Legacy engagements keep UUID-based identity forever. No retroactive recomputation. If you need replay/audit guarantees on an existing engagement, create a fresh one and re-run.
Checkpoint signing key management. engagement_signing_key_id slot exists on the schema but key generation, rotation, and verification are not implemented. Roadmap: Ed25519 signing flow.

Audit & Reproducibility Guarantees¶

Per the strict migration policy:

Engagements created with engagement_nonce populated (i.e., new engagements after the foundations roadmap ships) get deterministic action IDs, deterministic event IDs, and (with Phase 1.3) deterministic timestamps. These engagements are byte-reproducible from a recorded JSON-RPC tape + scope/config.
Engagements without engagement_nonce (legacy) continue to use UUID-based IDs and new Date() timestamps. They are auditable via the activity log + hash chain, but not byte-reproducible. We do not retroactively recompute IDs — the migration is opt-in by virtue of being a new engagement.
The hash chain provides integrity (tampering detection) for both classes; only reproducibility depends on the nonce.

Defense Posture by Phase¶

Engagement phase	Trust posture
Recon	Lowest stakes. OPSEC ceiling can be relaxed; auto-approve passive techniques.
Enumeration	Medium. Approval-gated for noisy techniques; scope boundaries strictly enforced.
Exploitation	Highest stakes. All actions approval-gated by default. Phase-aware OPSEC overrides (Phase 4.1) tighten ceilings here.
Post-exploitation	High. Lateral movement attempts go through approval; credential reuse tracked; defensive-signal detection should pause the campaign.

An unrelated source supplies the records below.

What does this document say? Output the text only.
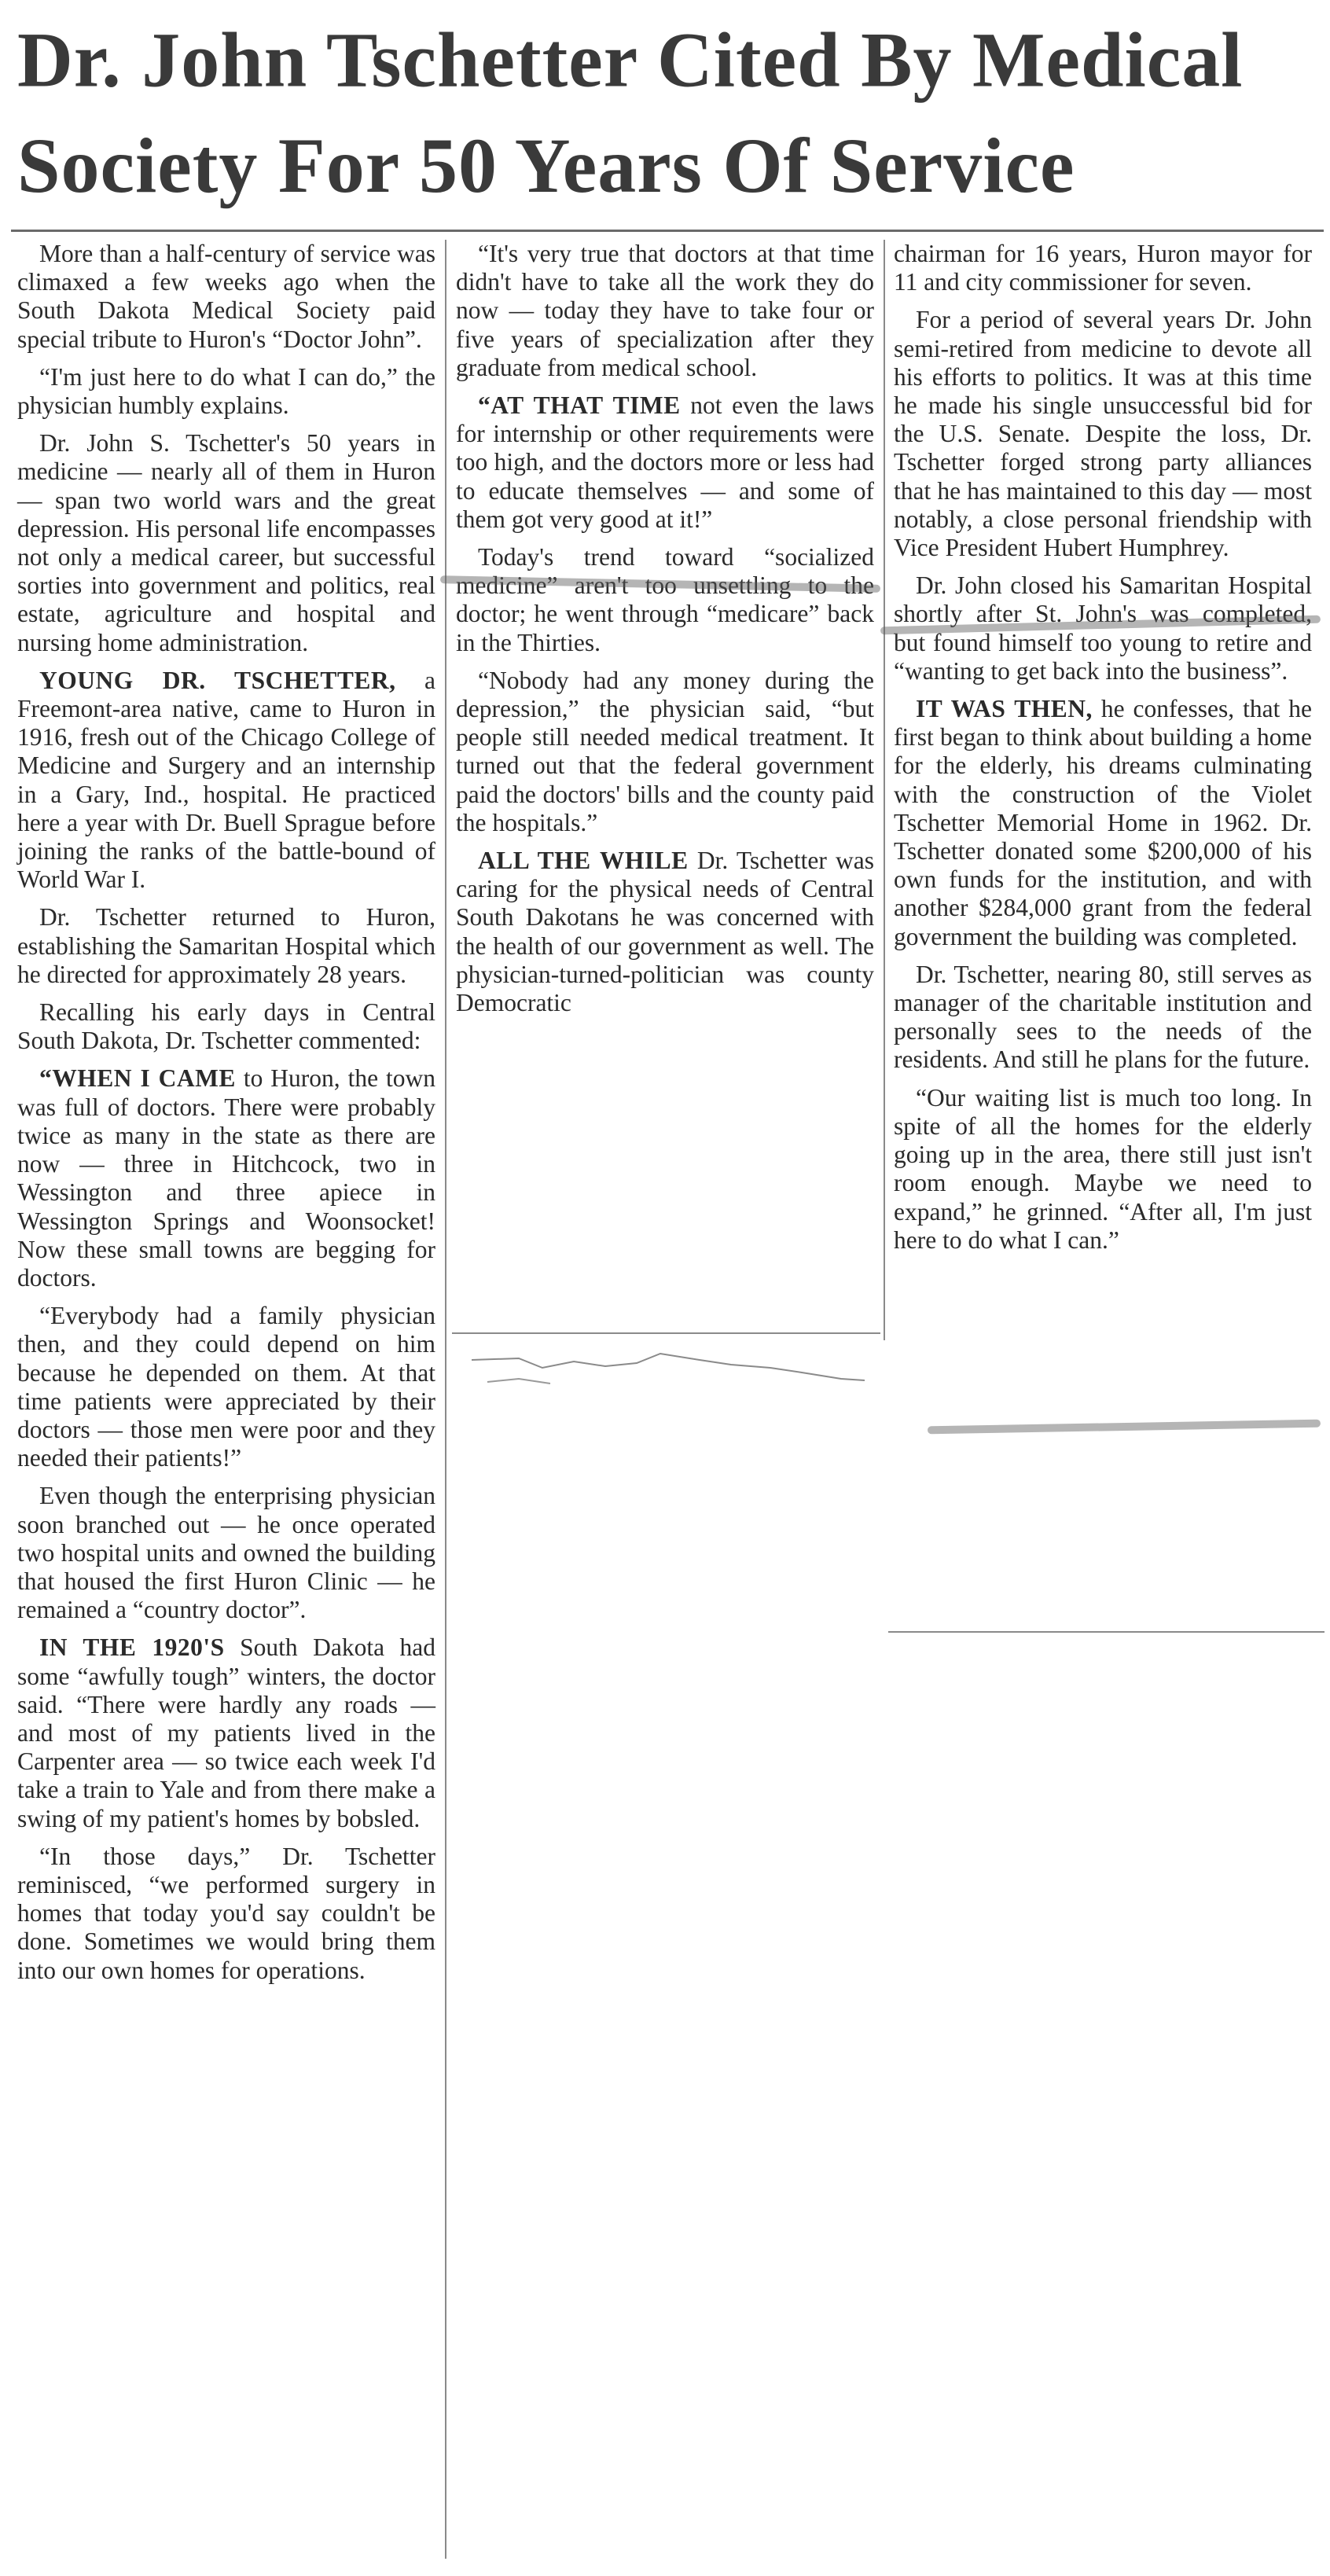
Dr. John Tschetter Cited By Medical
Society For 50 Years Of Service

More than a half-century of service was climaxed a few weeks ago when the South Dakota Medical Society paid special tribute to Huron's “Doctor John”.

“I'm just here to do what I can do,” the physician humbly explains.

Dr. John S. Tschetter's 50 years in medicine — nearly all of them in Huron — span two world wars and the great depression. His personal life encompasses not only a medical career, but successful sorties into government and politics, real estate, agriculture and hospital and nursing home administration.

YOUNG DR. TSCHETTER, a Freemont-area native, came to Huron in 1916, fresh out of the Chicago College of Medicine and Surgery and an internship in a Gary, Ind., hospital. He practiced here a year with Dr. Buell Sprague before joining the ranks of the battle-bound of World War I.

Dr. Tschetter returned to Huron, establishing the Samaritan Hospital which he directed for approximately 28 years.

Recalling his early days in Central South Dakota, Dr. Tschetter commented:

“WHEN I CAME to Huron, the town was full of doctors. There were probably twice as many in the state as there are now — three in Hitchcock, two in Wessington and three apiece in Wessington Springs and Woonsocket! Now these small towns are begging for doctors.

“Everybody had a family physician then, and they could depend on him because he depended on them. At that time patients were appreciated by their doctors — those men were poor and they needed their patients!”

Even though the enterprising physician soon branched out — he once operated two hospital units and owned the building that housed the first Huron Clinic — he remained a “country doctor”.

IN THE 1920'S South Dakota had some “awfully tough” winters, the doctor said. “There were hardly any roads — and most of my patients lived in the Carpenter area — so twice each week I'd take a train to Yale and from there make a swing of my patient's homes by bobsled.

“In those days,” Dr. Tschetter reminisced, “we performed surgery in homes that today you'd say couldn't be done. Sometimes we would bring them into our own homes for operations.

“It's very true that doctors at that time didn't have to take all the work they do now — today they have to take four or five years of specialization after they graduate from medical school.

“AT THAT TIME not even the laws for internship or other requirements were too high, and the doctors more or less had to educate themselves — and some of them got very good at it!”

Today's trend toward “socialized medicine” aren't too unsettling to the doctor; he went through “medicare” back in the Thirties.

“Nobody had any money during the depression,” the physician said, “but people still needed medical treatment. It turned out that the federal government paid the doctors' bills and the county paid the hospitals.”

ALL THE WHILE Dr. Tschetter was caring for the physical needs of Central South Dakotans he was concerned with the health of our government as well. The physician-turned-politician was county Democratic

chairman for 16 years, Huron mayor for 11 and city commissioner for seven.

For a period of several years Dr. John semi-retired from medicine to devote all his efforts to politics. It was at this time he made his single unsuccessful bid for the U.S. Senate. Despite the loss, Dr. Tschetter forged strong party alliances that he has maintained to this day — most notably, a close personal friendship with Vice President Hubert Humphrey.

Dr. John closed his Samaritan Hospital shortly after St. John's was completed, but found himself too young to retire and “wanting to get back into the business”.

IT WAS THEN, he confesses, that he first began to think about building a home for the elderly, his dreams culminating with the construction of the Violet Tschetter Memorial Home in 1962. Dr. Tschetter donated some $200,000 of his own funds for the institution, and with another $284,000 grant from the federal government the building was completed.

Dr. Tschetter, nearing 80, still serves as manager of the charitable institution and personally sees to the needs of the residents. And still he plans for the future.

“Our waiting list is much too long. In spite of all the homes for the elderly going up in the area, there still just isn't room enough. Maybe we need to expand,” he grinned. “After all, I'm just here to do what I can.”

Phase-aware policy (roadmap Phase 4.1) makes these trust-posture differences enforceable in code rather than aspirational.

Updating This Document¶

Any change that affects what Overwatch trusts, what it defends against, or what residual risks remain MUST update this document in the same PR. Reviewers should bounce PRs that introduce trust-relevant behavior without a corresponding doc update. The doc is a living artifact; it does not need to be perfect, but it must not lie.